# Real-World Use Case: Multiprocessing for Data Processing

Multiprocessing shines when you have CPU-intensive tasks that can be parallelized. This notebook demonstrates practical examples like data transformation, image processing simulation, and batch computations.

## What We'll Learn

1. Data Transformation with Multiprocessing
2. Batch Processing Large Datasets
3. Parallel Calculations
4. Performance Comparison
5. Best Practices

---

## 1. Data Transformation with ProcessPoolExecutor

Processing large lists of data in parallel.

In [None]:
from concurrent.futures import ProcessPoolExecutor
import time

def process_data_chunk(chunk):
    """Simulate CPU-intensive data processing"""
    # Example: Complex mathematical transformations
    result = []
    for num in chunk:
        # Simulate CPU-intensive work
        value = sum([num ** 2 + i for i in range(1000)])
        result.append(value)
    return result

# Generate large dataset
data = list(range(10000))

# Split data into chunks
def chunk_list(lst, chunk_size):
    for i in range(0, len(lst), chunk_size):
        yield lst[i:i + chunk_size]

chunks = list(chunk_list(data, 1000))  # 10 chunks of 1000 items

# Sequential processing
print("=== Sequential Processing ===")
start = time.time()
sequential_results = []
for chunk in chunks:
    sequential_results.extend(process_data_chunk(chunk))
sequential_time = time.time() - start
print(f"Time: {sequential_time:.2f} seconds")

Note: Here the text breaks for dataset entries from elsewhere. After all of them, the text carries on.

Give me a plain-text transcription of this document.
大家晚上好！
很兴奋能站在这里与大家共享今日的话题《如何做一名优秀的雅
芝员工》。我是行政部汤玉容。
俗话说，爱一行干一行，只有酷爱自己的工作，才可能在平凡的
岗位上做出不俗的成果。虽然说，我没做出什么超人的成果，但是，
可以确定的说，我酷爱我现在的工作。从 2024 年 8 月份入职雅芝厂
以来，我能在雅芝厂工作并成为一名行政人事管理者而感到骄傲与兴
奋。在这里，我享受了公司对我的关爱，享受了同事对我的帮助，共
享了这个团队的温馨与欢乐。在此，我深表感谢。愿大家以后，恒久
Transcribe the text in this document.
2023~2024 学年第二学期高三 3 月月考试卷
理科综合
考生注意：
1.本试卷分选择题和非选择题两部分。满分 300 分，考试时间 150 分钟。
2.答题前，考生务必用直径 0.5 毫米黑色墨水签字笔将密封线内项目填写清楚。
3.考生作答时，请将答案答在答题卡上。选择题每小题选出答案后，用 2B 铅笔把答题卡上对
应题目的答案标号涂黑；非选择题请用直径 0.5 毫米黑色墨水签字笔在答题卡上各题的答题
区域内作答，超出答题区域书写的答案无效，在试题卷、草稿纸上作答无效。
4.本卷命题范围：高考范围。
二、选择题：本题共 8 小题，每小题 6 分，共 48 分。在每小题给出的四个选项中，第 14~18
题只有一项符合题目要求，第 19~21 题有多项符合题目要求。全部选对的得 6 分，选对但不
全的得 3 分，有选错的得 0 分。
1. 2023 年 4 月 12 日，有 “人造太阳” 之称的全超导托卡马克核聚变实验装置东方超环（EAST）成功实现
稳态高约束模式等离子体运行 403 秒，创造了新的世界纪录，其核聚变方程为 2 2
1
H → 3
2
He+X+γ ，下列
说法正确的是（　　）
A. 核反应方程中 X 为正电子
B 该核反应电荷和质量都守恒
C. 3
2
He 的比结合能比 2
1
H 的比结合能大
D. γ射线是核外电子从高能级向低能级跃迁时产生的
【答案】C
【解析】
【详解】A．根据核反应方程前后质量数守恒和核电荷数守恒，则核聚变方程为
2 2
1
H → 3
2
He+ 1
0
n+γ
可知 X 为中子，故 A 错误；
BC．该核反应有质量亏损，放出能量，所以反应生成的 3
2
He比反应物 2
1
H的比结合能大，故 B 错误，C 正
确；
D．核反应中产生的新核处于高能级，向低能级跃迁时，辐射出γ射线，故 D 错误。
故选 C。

# Parallel processing with multiprocessing
print("\n=== Parallel Processing (Multiprocessing) ===")
start = time.time()
with ProcessPoolExecutor(max_workers=4) as executor:
    parallel_results = []
    for result in executor.map(process_data_chunk, chunks):
        parallel_results.extend(result)
parallel_time = time.time() - start
print(f"Time: {parallel_time:.2f} seconds")

print(f"\nSpeedup: {sequential_time/parallel_time:.2f}x faster!")

---

## 2. Image Processing Simulation

Simulating parallel image processing (resize, filter, etc.).

In [None]:
from concurrent.futures import ProcessPoolExecutor
import time

def process_image(image_path):
    """Simulate image processing (resize, filter, compress, etc.)"""
    # Simulate CPU-intensive operations
    time.sleep(0.1)  # I/O: reading image
    
    # Simulate heavy processing (filters, transformations)
    result = 0
    for i in range(1000000):
        result += i ** 2
    
    return f"Processed: {image_path}"

# Simulate batch of images
image_files = [f"image_{i}.jpg" for i in range(20)]

print("Processing 20 images...")
start = time.time()

# Parallel image processing
with ProcessPoolExecutor(max_workers=4) as executor:
    results = list(executor.map(process_image, image_files))

elapsed = time.time() - start
print(f"\nAll images processed in {elapsed:.2f} seconds")
print(f"Average time per image: {elapsed/len(image_files):.2f} seconds")

---

## Summary

**Key Takeaways:**

1. **Best For CPU-Bound Tasks**:
   - Data transformations
   - Mathematical computations
   - Image/video processing
   - Scientific calculations
   - Machine learning training

2. **Performance Gains**:
   - Near-linear speedup with number of cores
   - 2-4x faster on typical quad-core machines
   - Bypasses Python's GIL completely

3. **Best Practices**:
   - Chunk large datasets for efficient distribution
   - Use `ProcessPoolExecutor` for simplicity
   - Balance chunk size vs overhead
   - Consider pickle overhead for large objects
   - Don't create more processes than CPU cores

4. **When NOT to Use**:
   - I/O-bound tasks (use threading)
   - Small, quick tasks (overhead > benefit)
   - Tasks with large data transfer between processes

**Real-World Applications:**
- Video encoding/transcoding
- Data science preprocessing
- Batch file processing
- Scientific simulations
- Cryptocurrency mining
- Machine learning model training

Multiprocessing unlocks the full power of modern multi-core CPUs!